Bug 56213

Summary: Many KeyReference Objects Cause Long CMS-remark GC Times
Product: Tomcat 7 Reporter: Jeff Middleton <jmiddav>
Component: ConnectorsAssignee: Tomcat Developers Mailing List <dev>
Status: RESOLVED FIXED    
Severity: normal    
Priority: P2    
Version: 7.0.47   
Target Milestone: ---   
Hardware: PC   
OS: Linux   

Description Jeff Middleton 2014-03-03 22:48:06 UTC
This is a request to prop the following fix to Tomcat 7.

http://svn.apache.org/viewvc?diff_format=h&view=revision&revision=1388890

Using the NIO connector with a WebSocket application many (millions of) KeyReference objects are  created under traffic.  While the objects are small, the sheer number of them seems to overwhelm the CMS collector.  Before the above fix with our application the CMS remark stop the world phase was taking up to 8.8 seconds.

716.463: [GC[YG occupancy: 213377 K (392896 K)]716.463: [Rescan (parallel) , 5.7904380 secs]722.253: [weak refs processing, 2.3101000 secs] [1 CMS-remark: 1160677K(1703936K)] 1374054K(2096832K), 8.8005960 secs] [Times: user=107.17 sys=0.00, real=8.80 secs] 
Total time for which application threads were stopped: 8.8020690 seconds

After applying the fix under the same traffic the time drops to 110ms.

1282.459: [GC[YG occupancy: 203760 K (392896 K)]1282.459: [Rescan (parallel) , 0.0594610 secs]1282.519: [weak refs processing, 0.0452530 secs] [1 CMS-remark: 1159948K(1703936K)] 1363708K(2096832K), 0.1084940 secs] [Times: user=1.12 sys=0.00, real=0.11 secs] 
Total time for which application threads were stopped: 0.1100650 seconds

For a real time application the 9 second pause is a killer.
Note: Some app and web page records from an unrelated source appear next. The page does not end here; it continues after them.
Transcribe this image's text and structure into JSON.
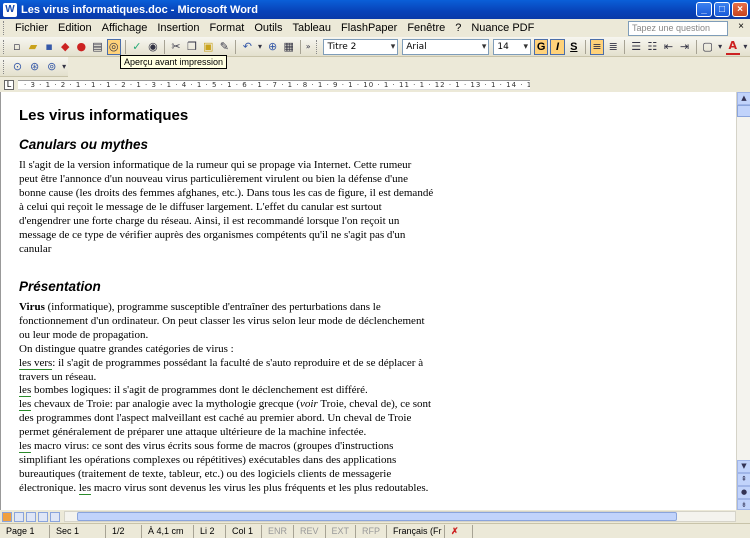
{
  "window": {
    "title": "Les virus informatiques.doc - Microsoft Word",
    "app_icon": "W"
  },
  "menu": {
    "items": [
      "Fichier",
      "Edition",
      "Affichage",
      "Insertion",
      "Format",
      "Outils",
      "Tableau",
      "FlashPaper",
      "Fenêtre",
      "?",
      "Nuance PDF"
    ],
    "help_placeholder": "Tapez une question"
  },
  "toolbar": {
    "style_value": "Titre 2",
    "font_value": "Arial",
    "size_value": "14",
    "bold_label": "G",
    "italic_label": "I",
    "underline_label": "S",
    "tooltip": "Aperçu avant impression"
  },
  "ruler": {
    "marks": "· 3 · 1 · 2 · 1 · 1 · 1 · 2 · 1 · 3 · 1 · 4 · 1 · 5 · 1 · 6 · 1 · 7 · 1 · 8 · 1 · 9 · 1 · 10 · 1 · 11 · 1 · 12 · 1 · 13 · 1 · 14 · 1 · 15 · 1 · 16 · 1 · 17 · 1 · 18 ·"
  },
  "document": {
    "title": "Les virus informatiques",
    "h2_canulars": "Canulars ou mythes",
    "canulars_lines": [
      "Il s'agit de la version informatique de la rumeur qui se propage via Internet. Cette rumeur",
      "peut être l'annonce d'un nouveau virus particulièrement virulent ou bien la défense d'une",
      "bonne cause (les droits des femmes afghanes, etc.). Dans tous les cas de figure, il est demandé",
      "à celui qui reçoit le message de le diffuser largement. L'effet du canular est surtout",
      "d'engendrer une forte charge du réseau. Ainsi, il est recommandé lorsque l'on reçoit un",
      "message de ce type de vérifier auprès des organismes compétents qu'il ne s'agit pas d'un",
      "canular"
    ],
    "h2_presentation": "Présentation",
    "pres_bold": "Virus",
    "pres_line1_rest": " (informatique), programme susceptible d'entraîner des perturbations dans le",
    "pres_lines": [
      "fonctionnement d'un ordinateur. On peut classer les virus selon leur mode de déclenchement",
      "ou leur mode de propagation.",
      "On distingue quatre grandes catégories de virus :"
    ],
    "vers_ul": "les vers",
    "vers_rest": ": il s'agit de programmes possédant la faculté de s'auto reproduire et de se déplacer à",
    "vers_line2": "travers un réseau.",
    "bombes_ul": "les",
    "bombes_rest": " bombes logiques: il s'agit de programmes dont le déclenchement est différé.",
    "chevaux_ul": "les",
    "chevaux_a": " chevaux de Troie: par analogie avec la mythologie grecque (",
    "chevaux_voir": "voir",
    "chevaux_b": " Troie, cheval de), ce sont",
    "chevaux_lines": [
      "des programmes dont l'aspect malveillant est caché au premier abord. Un cheval de Troie",
      "permet généralement de préparer une attaque ultérieure de la machine infectée."
    ],
    "macro_ul": "les",
    "macro_rest": " macro virus: ce sont des virus écrits sous forme de macros (groupes d'instructions",
    "macro_lines": [
      "simplifiant les opérations complexes ou répétitives) exécutables dans des applications",
      "bureautiques (traitement de texte, tableur, etc.) ou des logiciels clients de messagerie"
    ],
    "macro_last_a": "électronique. ",
    "macro_last_ul": "les",
    "macro_last_b": " macro virus sont devenus les virus les plus fréquents et les plus redoutables."
  },
  "status": {
    "page": "Page 1",
    "sec": "Sec 1",
    "pages": "1/2",
    "at": "À 4,1 cm",
    "line": "Li 2",
    "col": "Col 1",
    "rec": "ENR",
    "rev": "REV",
    "ext": "EXT",
    "rfp": "RFP",
    "lang": "Français (Fr"
  }
}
These tests were executed under:
RHEL 6.4
java version "1.6.0_65"
Java(TM) SE Runtime Environment (build 1.6.0_65-b14-BR8013809)
Java HotSpot(TM) 64-Bit Server VM (build 20.65-b04, mixed mode)

With the following JVM parms:
 -server
 -XX:NewSize=384m
 -XX:MaxNewSize=384m
 -XX:+UseParNewGC
 -XX:MaxTenuringThreshold=0
 -Xms2048m
 -Xmx2048m
 -XX:+UseConcMarkSweepGC
 -XX:CMSInitiatingOccupancyFraction=68
 -XX:+UseCMSInitiatingOccupancyOnly
 -XX:PermSize=96m
 -XX:MaxPermSize=96m
 -XX:+UseMembar
 -XX:+HeapDumpOnOutOfMemoryError
 -XX:+PrintClassHistogram
Comment 1 Mark Thomas 2014-03-05 13:42:20 UTC
This has been fixed in 7.0.x and will be included in 7.0.53 onwards.
Comment 2 Konstantin Kolinko 2014-03-08 18:44:41 UTC
Regarding this change ( r1574484 ) I would like to hear, whether it really improves situation for you.
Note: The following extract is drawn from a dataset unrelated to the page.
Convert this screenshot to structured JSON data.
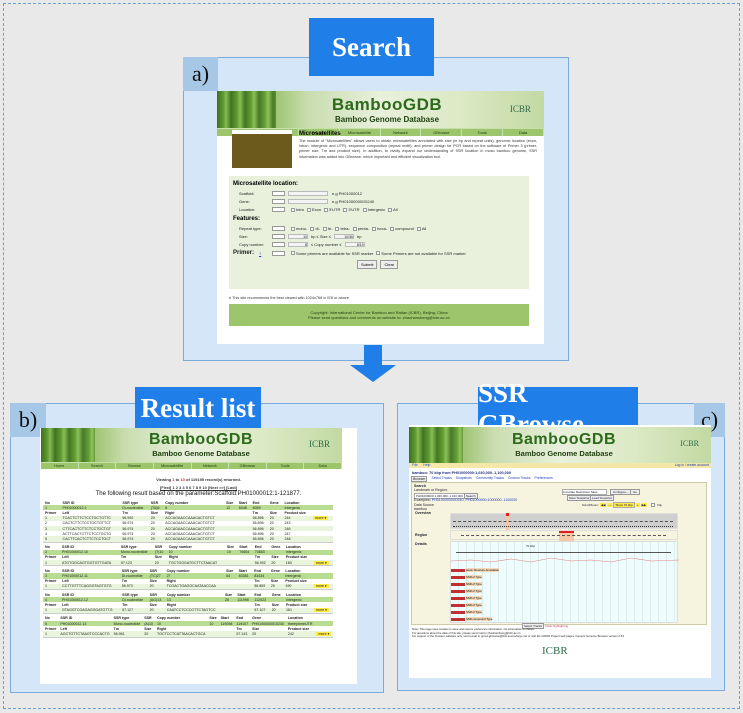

KeyReference is just a reference object. Reusing and recycling it via a queue creates another reference object that holds it in the queue (ConcurrentLinkedQueue$Node, in queue.offer()). These Node objects are created on each offer and are not reused.
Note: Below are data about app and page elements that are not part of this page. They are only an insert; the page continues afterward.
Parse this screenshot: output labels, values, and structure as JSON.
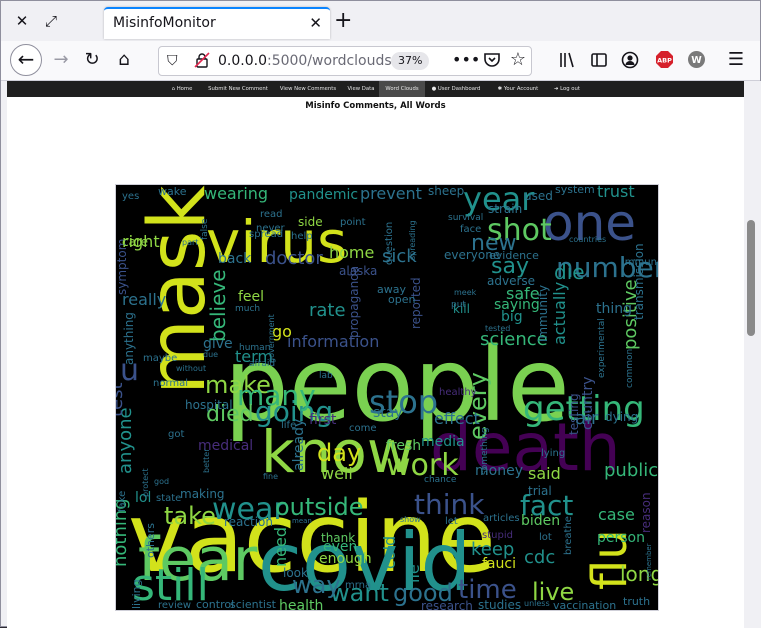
{
  "browser": {
    "tab_title": "MisinfoMonitor",
    "url_host": "0.0.0.0",
    "url_path": ":5000/wordclouds",
    "zoom": "37%",
    "icons": {
      "close_window": "close-icon",
      "restore": "restore-icon",
      "tab_close": "close-icon",
      "new_tab": "plus-icon",
      "back": "back-arrow-icon",
      "forward": "forward-arrow-icon",
      "reload": "reload-icon",
      "home": "home-icon",
      "shield": "shield-icon",
      "insecure": "insecure-lock-icon",
      "more": "more-dots-icon",
      "pocket": "pocket-icon",
      "bookmark": "star-icon",
      "library": "library-icon",
      "sidebar": "sidebar-icon",
      "account": "account-icon",
      "adblock": "adblock-icon",
      "extension": "extension-w-icon",
      "menu": "hamburger-menu-icon"
    },
    "adblock_label": "ABP",
    "extension_label": "W"
  },
  "site_nav": {
    "items": [
      {
        "label": "Home",
        "icon": "home-icon"
      },
      {
        "label": "Submit New Comment"
      },
      {
        "label": "View New Comments"
      },
      {
        "label": "View Data"
      },
      {
        "label": "Word Clouds",
        "active": true
      },
      {
        "label": "User Dashboard",
        "icon": "user-icon"
      },
      {
        "label": "Your Account",
        "icon": "gear-icon"
      },
      {
        "label": "Log out",
        "icon": "logout-icon"
      }
    ]
  },
  "page": {
    "heading": "Misinfo Comments, All Words"
  },
  "wordcloud": {
    "background": "#000000",
    "palette": [
      "#d2e21b",
      "#8fd744",
      "#35b779",
      "#21918c",
      "#2c728e",
      "#3b528b",
      "#472d7b",
      "#440154"
    ],
    "words": [
      {
        "text": "vaccine",
        "color": "#d2e21b"
      },
      {
        "text": "people",
        "color": "#7ad151"
      },
      {
        "text": "mask",
        "color": "#d2e21b"
      },
      {
        "text": "covid",
        "color": "#21918c"
      },
      {
        "text": "death",
        "color": "#440154"
      },
      {
        "text": "virus",
        "color": "#d2e21b"
      },
      {
        "text": "one",
        "color": "#3b528b"
      },
      {
        "text": "fear",
        "color": "#5ec962"
      },
      {
        "text": "know",
        "color": "#8fd744"
      },
      {
        "text": "still",
        "color": "#35b779"
      },
      {
        "text": "flu",
        "color": "#d2e21b"
      },
      {
        "text": "getting",
        "color": "#35b779"
      },
      {
        "text": "stop",
        "color": "#2c728e"
      },
      {
        "text": "going",
        "color": "#21918c"
      },
      {
        "text": "year",
        "color": "#21918c"
      },
      {
        "text": "shot",
        "color": "#5ec962"
      },
      {
        "text": "number",
        "color": "#2c728e"
      },
      {
        "text": "work",
        "color": "#8fd744"
      },
      {
        "text": "wear",
        "color": "#21918c"
      },
      {
        "text": "outside",
        "color": "#35b779"
      },
      {
        "text": "think",
        "color": "#3b528b"
      },
      {
        "text": "fact",
        "color": "#21918c"
      },
      {
        "text": "time",
        "color": "#3b528b"
      },
      {
        "text": "live",
        "color": "#8fd744"
      },
      {
        "text": "want",
        "color": "#21918c"
      },
      {
        "text": "good",
        "color": "#2c728e"
      },
      {
        "text": "way",
        "color": "#2c728e"
      },
      {
        "text": "long",
        "color": "#8fd744"
      },
      {
        "text": "make",
        "color": "#8fd744"
      },
      {
        "text": "many",
        "color": "#35b779"
      },
      {
        "text": "died",
        "color": "#5ec962"
      },
      {
        "text": "day",
        "color": "#d2e21b"
      },
      {
        "text": "take",
        "color": "#8fd744"
      },
      {
        "text": "new",
        "color": "#2c728e"
      },
      {
        "text": "say",
        "color": "#21918c"
      },
      {
        "text": "die",
        "color": "#21918c"
      },
      {
        "text": "believe",
        "color": "#35b779"
      },
      {
        "text": "right",
        "color": "#8fd744"
      },
      {
        "text": "sick",
        "color": "#2c728e"
      },
      {
        "text": "doctor",
        "color": "#3b528b"
      },
      {
        "text": "home",
        "color": "#8fd744"
      },
      {
        "text": "rate",
        "color": "#21918c"
      },
      {
        "text": "information",
        "color": "#3b528b"
      },
      {
        "text": "science",
        "color": "#35b779"
      },
      {
        "text": "every",
        "color": "#5ec962"
      },
      {
        "text": "keep",
        "color": "#21918c"
      },
      {
        "text": "safe",
        "color": "#35b779"
      },
      {
        "text": "positive",
        "color": "#5ec962"
      },
      {
        "text": "pandemic",
        "color": "#21918c"
      },
      {
        "text": "prevent",
        "color": "#2c728e"
      },
      {
        "text": "wearing",
        "color": "#35b779"
      },
      {
        "text": "trust",
        "color": "#21918c"
      },
      {
        "text": "cdc",
        "color": "#21918c"
      },
      {
        "text": "public",
        "color": "#35b779"
      },
      {
        "text": "case",
        "color": "#35b779"
      },
      {
        "text": "anyone",
        "color": "#21918c"
      },
      {
        "text": "nothing",
        "color": "#35b779"
      },
      {
        "text": "health",
        "color": "#5ec962"
      },
      {
        "text": "research",
        "color": "#3b528b"
      },
      {
        "text": "studies",
        "color": "#2c728e"
      },
      {
        "text": "vaccination",
        "color": "#2c728e"
      },
      {
        "text": "control",
        "color": "#2c728e"
      },
      {
        "text": "scientist",
        "color": "#2c728e"
      },
      {
        "text": "review",
        "color": "#2c728e"
      },
      {
        "text": "enough",
        "color": "#8fd744"
      },
      {
        "text": "even",
        "color": "#35b779"
      },
      {
        "text": "need",
        "color": "#35b779"
      },
      {
        "text": "go",
        "color": "#d2e21b"
      },
      {
        "text": "term",
        "color": "#21918c"
      },
      {
        "text": "air",
        "color": "#2c728e"
      },
      {
        "text": "said",
        "color": "#8fd744"
      },
      {
        "text": "money",
        "color": "#2c728e"
      },
      {
        "text": "fauci",
        "color": "#d2e21b"
      },
      {
        "text": "lie",
        "color": "#21918c"
      },
      {
        "text": "stay",
        "color": "#2c728e"
      },
      {
        "text": "well",
        "color": "#8fd744"
      },
      {
        "text": "first",
        "color": "#472d7b"
      },
      {
        "text": "really",
        "color": "#2c728e"
      },
      {
        "text": "test",
        "color": "#3b528b"
      },
      {
        "text": "lol",
        "color": "#21918c"
      },
      {
        "text": "u",
        "color": "#3b528b"
      },
      {
        "text": "effect",
        "color": "#2c728e"
      },
      {
        "text": "media",
        "color": "#21918c"
      },
      {
        "text": "fresh",
        "color": "#5ec962"
      },
      {
        "text": "cold",
        "color": "#21918c"
      },
      {
        "text": "thank",
        "color": "#5ec962"
      },
      {
        "text": "reaction",
        "color": "#2c728e"
      },
      {
        "text": "making",
        "color": "#2c728e"
      },
      {
        "text": "reason",
        "color": "#472d7b"
      },
      {
        "text": "truth",
        "color": "#2c728e"
      },
      {
        "text": "person",
        "color": "#35b779"
      },
      {
        "text": "biden",
        "color": "#5ec962"
      },
      {
        "text": "trial",
        "color": "#2c728e"
      },
      {
        "text": "country",
        "color": "#3b528b"
      },
      {
        "text": "testing",
        "color": "#3b528b"
      },
      {
        "text": "actually",
        "color": "#21918c"
      },
      {
        "text": "immunity",
        "color": "#2c728e"
      },
      {
        "text": "saying",
        "color": "#35b779"
      },
      {
        "text": "big",
        "color": "#21918c"
      },
      {
        "text": "thing",
        "color": "#2c728e"
      },
      {
        "text": "dying",
        "color": "#2c728e"
      },
      {
        "text": "symptom",
        "color": "#3b528b"
      },
      {
        "text": "anything",
        "color": "#2c728e"
      },
      {
        "text": "give",
        "color": "#2c728e"
      },
      {
        "text": "hospital",
        "color": "#2c728e"
      },
      {
        "text": "medical",
        "color": "#472d7b"
      },
      {
        "text": "already",
        "color": "#2c728e"
      },
      {
        "text": "propaganda",
        "color": "#3b528b"
      },
      {
        "text": "everyone",
        "color": "#2c728e"
      },
      {
        "text": "evidence",
        "color": "#2c728e"
      },
      {
        "text": "adverse",
        "color": "#2c728e"
      },
      {
        "text": "used",
        "color": "#2c728e"
      },
      {
        "text": "system",
        "color": "#2c728e"
      },
      {
        "text": "sheep",
        "color": "#2c728e"
      },
      {
        "text": "strain",
        "color": "#2c728e"
      },
      {
        "text": "care",
        "color": "#8fd744"
      },
      {
        "text": "wake",
        "color": "#2c728e"
      },
      {
        "text": "yes",
        "color": "#2c728e"
      },
      {
        "text": "back",
        "color": "#2c728e"
      },
      {
        "text": "feel",
        "color": "#8fd744"
      },
      {
        "text": "side",
        "color": "#8fd744"
      },
      {
        "text": "alaska",
        "color": "#3b528b"
      },
      {
        "text": "reported",
        "color": "#3b528b"
      },
      {
        "text": "kill",
        "color": "#21918c"
      },
      {
        "text": "away",
        "color": "#2c728e"
      },
      {
        "text": "open",
        "color": "#2c728e"
      },
      {
        "text": "transmission",
        "color": "#2c728e"
      },
      {
        "text": "immune",
        "color": "#2c728e"
      },
      {
        "text": "mrna",
        "color": "#2c728e"
      },
      {
        "text": "look",
        "color": "#2c728e"
      },
      {
        "text": "show",
        "color": "#2c728e"
      },
      {
        "text": "let",
        "color": "#2c728e"
      },
      {
        "text": "articles",
        "color": "#2c728e"
      },
      {
        "text": "stupid",
        "color": "#472d7b"
      },
      {
        "text": "lot",
        "color": "#2c728e"
      },
      {
        "text": "unless",
        "color": "#2c728e"
      },
      {
        "text": "chance",
        "color": "#2c728e"
      },
      {
        "text": "lying",
        "color": "#2c728e"
      },
      {
        "text": "breathe",
        "color": "#2c728e"
      },
      {
        "text": "living",
        "color": "#2c728e"
      },
      {
        "text": "others",
        "color": "#2c728e"
      },
      {
        "text": "state",
        "color": "#2c728e"
      },
      {
        "text": "fake",
        "color": "#2c728e"
      },
      {
        "text": "normal",
        "color": "#2c728e"
      },
      {
        "text": "maybe",
        "color": "#2c728e"
      },
      {
        "text": "life",
        "color": "#2c728e"
      },
      {
        "text": "come",
        "color": "#2c728e"
      },
      {
        "text": "point",
        "color": "#2c728e"
      },
      {
        "text": "help",
        "color": "#2c728e"
      },
      {
        "text": "spread",
        "color": "#2c728e"
      },
      {
        "text": "read",
        "color": "#2c728e"
      },
      {
        "text": "never",
        "color": "#2c728e"
      },
      {
        "text": "question",
        "color": "#2c728e"
      },
      {
        "text": "face",
        "color": "#2c728e"
      },
      {
        "text": "survival",
        "color": "#2c728e"
      },
      {
        "text": "healthy",
        "color": "#472d7b"
      },
      {
        "text": "lab",
        "color": "#2c728e"
      },
      {
        "text": "much",
        "color": "#2c728e"
      },
      {
        "text": "human",
        "color": "#2c728e"
      },
      {
        "text": "afraid",
        "color": "#2c728e"
      },
      {
        "text": "due",
        "color": "#2c728e"
      },
      {
        "text": "part",
        "color": "#2c728e"
      },
      {
        "text": "false",
        "color": "#2c728e"
      },
      {
        "text": "got",
        "color": "#2c728e"
      },
      {
        "text": "god",
        "color": "#2c728e"
      },
      {
        "text": "protect",
        "color": "#2c728e"
      },
      {
        "text": "fine",
        "color": "#2c728e"
      },
      {
        "text": "mean",
        "color": "#2c728e"
      },
      {
        "text": "meek",
        "color": "#2c728e"
      },
      {
        "text": "put",
        "color": "#2c728e"
      },
      {
        "text": "tested",
        "color": "#2c728e"
      },
      {
        "text": "spreading",
        "color": "#2c728e"
      },
      {
        "text": "something",
        "color": "#2c728e"
      },
      {
        "text": "experimental",
        "color": "#2c728e"
      },
      {
        "text": "common",
        "color": "#2c728e"
      },
      {
        "text": "countries",
        "color": "#2c728e"
      },
      {
        "text": "government",
        "color": "#2c728e"
      },
      {
        "text": "without",
        "color": "#2c728e"
      },
      {
        "text": "better",
        "color": "#2c728e"
      },
      {
        "text": "remember",
        "color": "#2c728e"
      }
    ]
  }
}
So, amount of garbage is exactly the same, but some processing cost is added.

My guess is that Node objects are more short-lived and thus are collected more easily. Also they do not have a finalize() method and can be disposed of in one step without going through a finalizer queue. So the only difference is in the kind of garbage.

Is it worth it?
Comment 3 Jeff Middleton 2014-03-18 23:16:03 UTC
Thanks for the quick turnaround!

I see what you are saying about the reference objects, but yes this change made a huge difference in gc times.   The times quoted in the description (100ms vs 8.8 secs) were with and without that patch.  Maybe it is the finalization method that is slowing things down.  Just did some quick reading and it appears to be executed during that phase.